ML Integration — Zero-Copy NumPy Bridge

PardoX implements the NumPy __array__ protocol, allowing direct zero-copy access from PardoX Series to NumPy arrays. No data is copied — the NumPy array points directly into the Rust HyperBlock buffer.

Zero-Copy NumPy Conversion

import numpy as np
import pardox as px

df = px.read_csv("features.csv")

# Direct pointer into Rust buffer — no data copy
arr = np.array(df["price"])
print(arr.dtype)    # float64
print(arr.shape)    # (50000,)
print(arr.mean())   # identical to df["price"].mean()

!!! success “True zero-copy” np.array(df['col']) invokes the __array__ dunder, which calls pardox_get_f64_buffer — a Rust function that returns a direct pointer into the HyperBlock’s Float64 buffer. NumPy wraps this pointer in an array without allocating new memory.

!!! warning “Lifetime” The NumPy array is valid as long as the parent DataFrame is alive.

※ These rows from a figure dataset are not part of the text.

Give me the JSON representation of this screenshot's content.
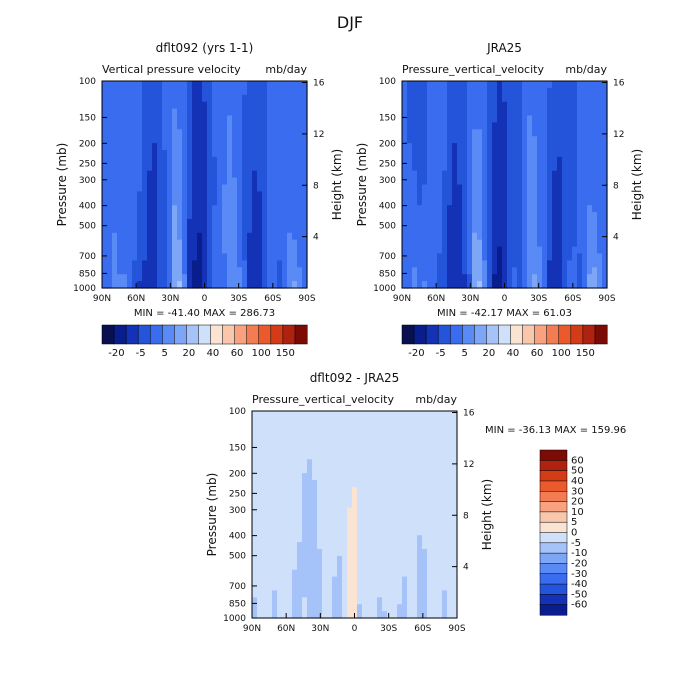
{
  "figure": {
    "title": "DJF"
  },
  "chart_data": [
    {
      "type": "heatmap",
      "title": "dflt092 (yrs 1-1)",
      "subtitle_left": "Vertical pressure velocity",
      "subtitle_right": "mb/day",
      "xlabel": "",
      "ylabel": "Pressure (mb)",
      "y2label": "Height (km)",
      "x_ticks": [
        "90N",
        "60N",
        "30N",
        "0",
        "30S",
        "60S",
        "90S"
      ],
      "x_tick_values": [
        90,
        60,
        30,
        0,
        -30,
        -60,
        -90
      ],
      "y_ticks": [
        100,
        150,
        200,
        250,
        300,
        400,
        500,
        700,
        850,
        1000
      ],
      "y_scale": "log",
      "ylim": [
        1000,
        100
      ],
      "y2_ticks": [
        16,
        12,
        8,
        4
      ],
      "stats": "MIN = -41.40   MAX = 286.73",
      "colorbar": {
        "orientation": "horizontal",
        "labels": [
          "-20",
          "-5",
          "5",
          "20",
          "40",
          "60",
          "100",
          "150"
        ],
        "levels": [
          -40,
          -30,
          -20,
          -10,
          -5,
          0,
          5,
          10,
          20,
          30,
          40,
          50,
          60,
          80,
          100,
          125,
          150
        ],
        "colors": [
          "#08104f",
          "#0a1d8c",
          "#1432b6",
          "#2454d9",
          "#3a6cf0",
          "#5a8af5",
          "#7ea6f7",
          "#a6c3f9",
          "#cfe0fb",
          "#fbe3d2",
          "#f9c7ac",
          "#f8a27f",
          "#f47c52",
          "#ea5a2c",
          "#d43b17",
          "#b02210",
          "#7c0a05"
        ]
      }
    },
    {
      "type": "heatmap",
      "title": "JRA25",
      "subtitle_left": "Pressure_vertical_velocity",
      "subtitle_right": "mb/day",
      "xlabel": "",
      "ylabel": "Pressure (mb)",
      "y2label": "Height (km)",
      "x_ticks": [
        "90N",
        "60N",
        "30N",
        "0",
        "30S",
        "60S",
        "90S"
      ],
      "x_tick_values": [
        90,
        60,
        30,
        0,
        -30,
        -60,
        -90
      ],
      "y_ticks": [
        100,
        150,
        200,
        250,
        300,
        400,
        500,
        700,
        850,
        1000
      ],
      "y_scale": "log",
      "ylim": [
        1000,
        100
      ],
      "y2_ticks": [
        16,
        12,
        8,
        4
      ],
      "stats": "MIN = -42.17   MAX =  61.03",
      "colorbar": {
        "orientation": "horizontal",
        "labels": [
          "-20",
          "-5",
          "5",
          "20",
          "40",
          "60",
          "100",
          "150"
        ],
        "levels": [
          -40,
          -30,
          -20,
          -10,
          -5,
          0,
          5,
          10,
          20,
          30,
          40,
          50,
          60,
          80,
          100,
          125,
          150
        ],
        "colors": [
          "#08104f",
          "#0a1d8c",
          "#1432b6",
          "#2454d9",
          "#3a6cf0",
          "#5a8af5",
          "#7ea6f7",
          "#a6c3f9",
          "#cfe0fb",
          "#fbe3d2",
          "#f9c7ac",
          "#f8a27f",
          "#f47c52",
          "#ea5a2c",
          "#d43b17",
          "#b02210",
          "#7c0a05"
        ]
      }
    },
    {
      "type": "heatmap",
      "title": "dflt092 - JRA25",
      "subtitle_left": "Pressure_vertical_velocity",
      "subtitle_right": "mb/day",
      "xlabel": "",
      "ylabel": "Pressure (mb)",
      "y2label": "Height (km)",
      "x_ticks": [
        "90N",
        "60N",
        "30N",
        "0",
        "30S",
        "60S",
        "90S"
      ],
      "x_tick_values": [
        90,
        60,
        30,
        0,
        -30,
        -60,
        -90
      ],
      "y_ticks": [
        100,
        150,
        200,
        250,
        300,
        400,
        500,
        700,
        850,
        1000
      ],
      "y_scale": "log",
      "ylim": [
        1000,
        100
      ],
      "y2_ticks": [
        16,
        12,
        8,
        4
      ],
      "stats": "MIN = -36.13   MAX = 159.96",
      "colorbar": {
        "orientation": "vertical",
        "labels": [
          "60",
          "50",
          "40",
          "30",
          "20",
          "10",
          "5",
          "0",
          "-5",
          "-10",
          "-20",
          "-30",
          "-40",
          "-50",
          "-60"
        ],
        "colors": [
          "#7c0a05",
          "#b02210",
          "#d43b17",
          "#ea5a2c",
          "#f47c52",
          "#f8a27f",
          "#f9c7ac",
          "#fbe3d2",
          "#cfe0fb",
          "#a6c3f9",
          "#7ea6f7",
          "#5a8af5",
          "#3a6cf0",
          "#2454d9",
          "#1432b6",
          "#0a1d8c"
        ]
      }
    }
  ]
}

Do not hold onto arr after df goes out of scope or is freed.

Scikit-Learn Integration

import numpy as np
import pardox as px
from sklearn.linear_model import LinearRegression
from sklearn.preprocessing import StandardScaler

df = px.read_csv("training_data.csv")
df.cast("quantity", "Float64")
df.fillna(0.0)

# Build feature matrix and target via zero-copy
X = np.column_stack([
    np.array(df["price"]),
    np.array(df["quantity"]),
    np.array(df["discount"]),
])
y = np.array(df["tax"])

# Scale features
scaler = StandardScaler()
X_scaled = scaler.fit_transform(X)

# Train
model = LinearRegression()
model.fit(X_scaled, y)

print(f"Coefficients: {model.coef_}")
print(f"Intercept:    {model.intercept_:.4f}")

PyTorch Integration

import torch
import numpy as np
import pardox as px

df = px.read_csv("embeddings.csv")

# Zero-copy from PardoX → NumPy → PyTorch tensor
arr    = np.array(df["embedding_dim_0"])
tensor = torch.from_numpy(arr)

print(tensor.dtype)    # torch.float64
print(tensor.shape)    # torch.Size([50000])

Min-Max Scaling (Built-In)

For normalizing features before ML, PardoX provides a native Min-Max Scaler that runs entirely in Rust:

# Normalize to [0, 1] — returns new DataFrame with 'result_minmax'
normed_df = df.min_max_scale("price")
normed_arr = np.array(normed_df["result_minmax"])

print(normed_arr.min())   # ~0.0
print(normed_arr.max())   # ~1.0

This is equivalent to sklearn.preprocessing.MinMaxScaler but operates at native Rust speed with no intermediate Python allocations.

Supported Column Types

The zero-copy __array__ bridge works on Float64 columns. For Int64 columns, cast first:

df.cast("quantity", "Float64")
arr = np.array(df["quantity"])   # now Float64

Utf8 (string) columns cannot be zero-copied to NumPy. Use df.to_dict() or df.unique() to access string data.

No NumPy Import Inside PardoX

PardoX itself does not import NumPy. The __array__ protocol is implemented entirely through ctypes pointer arithmetic. NumPy is only involved at the user call site when np.array(series) is invoked.

This means PardoX works in environments where NumPy is not installed, and NumPy integration is opt-in.